Parametric 3D human models such as SMPL have driven major advances in human pose and shape estimation, yet their simplified kinematics limit biomechanical fidelity. The recently proposed SKEL model addresses this by re-rigging SMPL with an anatomically realistic skeleton. However, estimating SKEL parameters directly remains challenging due to limited training data, perspective ambiguities, and complex human articulation. We introduce SKEL-CF, a coarse-to-fine SKEL estimation framework that enables robust biomechanical human modeling from images. We adopt a transformer-based encoder–decoder architecture in which the encoder predicts coarse camera, SKEL parameters, and the decoder progressively refines them. To provide anatomically reliable supervision, we convert SMPL-based datasets into SKEL-consistent ground truth, ensuring unified skeleton–mesh alignment. To further resolve depth and scale ambiguities, we explicitly model the camera within the SKEL-CF pipeline and demonstrate its importance with diverse viewpoints. Extensive experiments show that SKEL-CF significantly advances practical SKEL estimation in the wild. On the challenging MOYO dataset, SKEL-CF achieves 85.0 MPJPE / 51.4 PA-MPJPE, outperforming HSMR (104.5 / 79.6). Our framework enables scalable and anatomically realistic human motion analysis, bridging computer vision and biomechanics applications. Our code will be released upon publication.

Method

Overview of the proposed SKEL-CF. Our method estimates SKEL parameters from a single image using an encoder–decoder architecture that performs coarse-to-fine estimation.

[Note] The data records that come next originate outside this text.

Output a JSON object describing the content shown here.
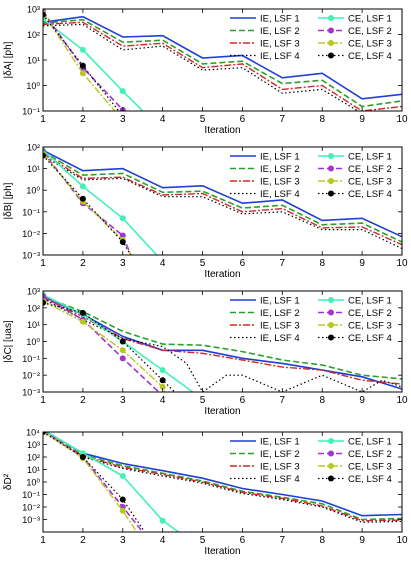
{
  "colors": {
    "IE_LSF1": "#1f3fd6",
    "IE_LSF2": "#2ca02c",
    "IE_LSF3": "#d62728",
    "IE_LSF4": "#000000",
    "CE_LSF1": "#40f2b6",
    "CE_LSF2": "#a430d8",
    "CE_LSF3": "#b7c81f",
    "CE_LSF4": "#000000"
  },
  "legend_labels": [
    "IE, LSF 1",
    "IE, LSF 2",
    "IE, LSF 3",
    "IE, LSF 4",
    "CE, LSF 1",
    "CE, LSF 2",
    "CE, LSF 3",
    "CE, LSF 4"
  ],
  "chart_data": [
    {
      "type": "line",
      "ylabel": "|δA| [ph]",
      "xlabel": "Iteration",
      "xlim": [
        1,
        10
      ],
      "ylog": true,
      "ylim": [
        0.1,
        1000
      ],
      "yticks": [
        {
          "v": 0.1,
          "label": "10⁻¹"
        },
        {
          "v": 1,
          "label": "10⁰"
        },
        {
          "v": 10,
          "label": "10¹"
        },
        {
          "v": 100,
          "label": "10²"
        },
        {
          "v": 1000,
          "label": "10³"
        }
      ],
      "xticks": [
        1,
        2,
        3,
        4,
        5,
        6,
        7,
        8,
        9,
        10
      ],
      "legend_position": "top-right",
      "series": [
        {
          "name": "IE, LSF 1",
          "x": [
            1,
            2,
            3,
            4,
            5,
            6,
            7,
            8,
            9,
            10
          ],
          "y": [
            300,
            500,
            80,
            90,
            12,
            15,
            2,
            3,
            0.3,
            0.45
          ]
        },
        {
          "name": "IE, LSF 2",
          "x": [
            1,
            2,
            3,
            4,
            5,
            6,
            7,
            8,
            9,
            10
          ],
          "y": [
            280,
            380,
            50,
            60,
            7,
            9,
            1.2,
            1.6,
            0.15,
            0.25
          ]
        },
        {
          "name": "IE, LSF 3",
          "x": [
            1,
            2,
            3,
            4,
            5,
            6,
            7,
            8,
            9,
            10
          ],
          "y": [
            250,
            300,
            35,
            45,
            5,
            7,
            0.7,
            1.0,
            0.1,
            0.15
          ]
        },
        {
          "name": "IE, LSF 4",
          "x": [
            1,
            2,
            3,
            4,
            5,
            6,
            7,
            8,
            9,
            10
          ],
          "y": [
            220,
            250,
            25,
            35,
            4,
            5,
            0.5,
            0.7,
            0.08,
            0.1
          ]
        },
        {
          "name": "CE, LSF 1",
          "x": [
            1,
            2,
            3,
            3.5
          ],
          "y": [
            400,
            25,
            0.6,
            0.1
          ]
        },
        {
          "name": "CE, LSF 2",
          "x": [
            1,
            2,
            3,
            3.3
          ],
          "y": [
            800,
            5,
            0.11,
            0.05
          ]
        },
        {
          "name": "CE, LSF 3",
          "x": [
            1,
            2,
            2.8
          ],
          "y": [
            700,
            3,
            0.1
          ]
        },
        {
          "name": "CE, LSF 4",
          "x": [
            1,
            2,
            2.9
          ],
          "y": [
            600,
            6,
            0.1
          ]
        }
      ]
    },
    {
      "type": "line",
      "ylabel": "|δB| [ph]",
      "xlabel": "Iteration",
      "xlim": [
        1,
        10
      ],
      "ylog": true,
      "ylim": [
        0.001,
        100
      ],
      "yticks": [
        {
          "v": 0.001,
          "label": "10⁻³"
        },
        {
          "v": 0.01,
          "label": "10⁻²"
        },
        {
          "v": 0.1,
          "label": "10⁻¹"
        },
        {
          "v": 1,
          "label": "10⁰"
        },
        {
          "v": 10,
          "label": "10¹"
        },
        {
          "v": 100,
          "label": "10²"
        }
      ],
      "xticks": [
        1,
        2,
        3,
        4,
        5,
        6,
        7,
        8,
        9,
        10
      ],
      "legend_position": "top-right",
      "series": [
        {
          "name": "IE, LSF 1",
          "x": [
            1,
            2,
            3,
            4,
            5,
            6,
            7,
            8,
            9,
            10
          ],
          "y": [
            70,
            8,
            10,
            1.3,
            1.6,
            0.25,
            0.35,
            0.04,
            0.05,
            0.007
          ]
        },
        {
          "name": "IE, LSF 2",
          "x": [
            1,
            2,
            3,
            4,
            5,
            6,
            7,
            8,
            9,
            10
          ],
          "y": [
            60,
            5,
            6,
            0.8,
            0.9,
            0.15,
            0.2,
            0.025,
            0.03,
            0.004
          ]
        },
        {
          "name": "IE, LSF 3",
          "x": [
            1,
            2,
            3,
            4,
            5,
            6,
            7,
            8,
            9,
            10
          ],
          "y": [
            50,
            3.5,
            4,
            0.6,
            0.7,
            0.1,
            0.14,
            0.018,
            0.02,
            0.003
          ]
        },
        {
          "name": "IE, LSF 4",
          "x": [
            1,
            2,
            3,
            4,
            5,
            6,
            7,
            8,
            9,
            10
          ],
          "y": [
            40,
            3,
            3.5,
            0.5,
            0.5,
            0.08,
            0.1,
            0.015,
            0.015,
            0.002
          ]
        },
        {
          "name": "CE, LSF 1",
          "x": [
            1,
            2,
            3,
            3.85
          ],
          "y": [
            70,
            1.5,
            0.05,
            0.001
          ]
        },
        {
          "name": "CE, LSF 2",
          "x": [
            1,
            2,
            3,
            3.2
          ],
          "y": [
            60,
            0.25,
            0.008,
            0.001
          ]
        },
        {
          "name": "CE, LSF 3",
          "x": [
            1,
            2,
            3,
            3.2
          ],
          "y": [
            50,
            0.3,
            0.005,
            0.001
          ]
        },
        {
          "name": "CE, LSF 4",
          "x": [
            1,
            2,
            3,
            3.2
          ],
          "y": [
            40,
            0.4,
            0.004,
            0.001
          ]
        }
      ]
    },
    {
      "type": "line",
      "ylabel": "|δC| [uas]",
      "xlabel": "Iteration",
      "xlim": [
        1,
        10
      ],
      "ylog": true,
      "ylim": [
        0.001,
        1000
      ],
      "yticks": [
        {
          "v": 0.001,
          "label": "10⁻³"
        },
        {
          "v": 0.01,
          "label": "10⁻²"
        },
        {
          "v": 0.1,
          "label": "10⁻¹"
        },
        {
          "v": 1,
          "label": "10⁰"
        },
        {
          "v": 10,
          "label": "10¹"
        },
        {
          "v": 100,
          "label": "10²"
        },
        {
          "v": 1000,
          "label": "10³"
        }
      ],
      "xticks": [
        1,
        2,
        3,
        4,
        5,
        6,
        7,
        8,
        9,
        10
      ],
      "legend_position": "top-right",
      "series": [
        {
          "name": "IE, LSF 1",
          "x": [
            1,
            2,
            3,
            4,
            5,
            6,
            7,
            8,
            9,
            10
          ],
          "y": [
            500,
            40,
            2,
            0.3,
            0.3,
            0.1,
            0.05,
            0.02,
            0.008,
            0.0015
          ]
        },
        {
          "name": "IE, LSF 2",
          "x": [
            1,
            2,
            3,
            4,
            5,
            6,
            7,
            8,
            9,
            10
          ],
          "y": [
            450,
            60,
            4,
            0.7,
            0.6,
            0.25,
            0.08,
            0.04,
            0.01,
            0.006
          ]
        },
        {
          "name": "IE, LSF 3",
          "x": [
            1,
            2,
            3,
            4,
            5,
            6,
            7,
            8,
            9,
            10
          ],
          "y": [
            400,
            30,
            1.5,
            0.3,
            0.2,
            0.08,
            0.03,
            0.02,
            0.005,
            0.003
          ]
        },
        {
          "name": "IE, LSF 4",
          "x": [
            1,
            2,
            3,
            4,
            4.6,
            5,
            5.6,
            6,
            7,
            8,
            9,
            9.5,
            10
          ],
          "y": [
            350,
            20,
            1.5,
            0.5,
            0.05,
            0.001,
            0.01,
            0.01,
            0.001,
            0.01,
            0.001,
            0.005,
            0.002
          ]
        },
        {
          "name": "CE, LSF 1",
          "x": [
            1,
            2,
            3,
            4,
            4.75
          ],
          "y": [
            600,
            40,
            1,
            0.02,
            0.001
          ]
        },
        {
          "name": "CE, LSF 2",
          "x": [
            1,
            2,
            3,
            3.9
          ],
          "y": [
            500,
            20,
            0.1,
            0.001
          ]
        },
        {
          "name": "CE, LSF 3",
          "x": [
            1,
            2,
            3,
            4,
            4.05
          ],
          "y": [
            250,
            15,
            0.3,
            0.002,
            0.001
          ]
        },
        {
          "name": "CE, LSF 4",
          "x": [
            1,
            2,
            3,
            4,
            4.3
          ],
          "y": [
            200,
            50,
            1,
            0.005,
            0.001
          ]
        }
      ]
    },
    {
      "type": "line",
      "ylabel": "δD²",
      "xlabel": "Iteration",
      "xlim": [
        1,
        10
      ],
      "ylog": true,
      "ylim": [
        0.0001,
        10000
      ],
      "yticks": [
        {
          "v": 0.001,
          "label": "10⁻³"
        },
        {
          "v": 0.01,
          "label": "10⁻²"
        },
        {
          "v": 0.1,
          "label": "10⁻¹"
        },
        {
          "v": 1,
          "label": "10⁰"
        },
        {
          "v": 10,
          "label": "10¹"
        },
        {
          "v": 100,
          "label": "10²"
        },
        {
          "v": 1000,
          "label": "10³"
        },
        {
          "v": 10000,
          "label": "10⁴"
        }
      ],
      "xticks": [
        1,
        2,
        3,
        4,
        5,
        6,
        7,
        8,
        9,
        10
      ],
      "legend_position": "top-right",
      "series": [
        {
          "name": "IE, LSF 1",
          "x": [
            1,
            2,
            3,
            4,
            5,
            6,
            7,
            8,
            9,
            10
          ],
          "y": [
            15000,
            200,
            30,
            8,
            2,
            0.3,
            0.1,
            0.03,
            0.002,
            0.0025
          ]
        },
        {
          "name": "IE, LSF 2",
          "x": [
            1,
            2,
            3,
            4,
            5,
            6,
            7,
            8,
            9,
            10
          ],
          "y": [
            13000,
            150,
            20,
            5,
            1.2,
            0.18,
            0.06,
            0.018,
            0.001,
            0.0012
          ]
        },
        {
          "name": "IE, LSF 3",
          "x": [
            1,
            2,
            3,
            4,
            5,
            6,
            7,
            8,
            9,
            10
          ],
          "y": [
            11000,
            120,
            15,
            4,
            1,
            0.15,
            0.05,
            0.012,
            0.0008,
            0.0009
          ]
        },
        {
          "name": "IE, LSF 4",
          "x": [
            1,
            2,
            3,
            4,
            5,
            6,
            7,
            8,
            9,
            10
          ],
          "y": [
            10000,
            100,
            12,
            3,
            0.8,
            0.12,
            0.04,
            0.01,
            0.0006,
            0.0007
          ]
        },
        {
          "name": "CE, LSF 1",
          "x": [
            1,
            2,
            3,
            4,
            4.4
          ],
          "y": [
            15000,
            200,
            3,
            0.0008,
            0.0001
          ]
        },
        {
          "name": "CE, LSF 2",
          "x": [
            1,
            2,
            3,
            3.5
          ],
          "y": [
            13000,
            100,
            0.01,
            0.0001
          ]
        },
        {
          "name": "CE, LSF 3",
          "x": [
            1,
            2,
            3,
            3.35
          ],
          "y": [
            11000,
            80,
            0.005,
            0.0001
          ]
        },
        {
          "name": "CE, LSF 4",
          "x": [
            1,
            2,
            3,
            3.55
          ],
          "y": [
            10000,
            100,
            0.04,
            0.0001
          ]
        }
      ]
    }
  ]
}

The encoder produces initial predictions of the camera extrinsics π, shape parameters β, and pose parameters θ. The decoder then refines these predictions progressively across layers. In addition, we adopt the camera model from CameraHMR to estimate the camera intrinsics.


Visual Comparison


Visual comparison between the proposed SKEL-CF and HSMR. Our proposed SKEL-CF achieves more precise skeletal estimations (best viewed in zoom).

Visual comparison between the proposed SKEL-CF and CameraHMR. The proposed SKEL-CF is built upon the SKEL representation, which enforces anatomically consistent joint motion, resulting in more natural pose predictions compared to the SMPL-based CameraHMR (best viewed in zoom).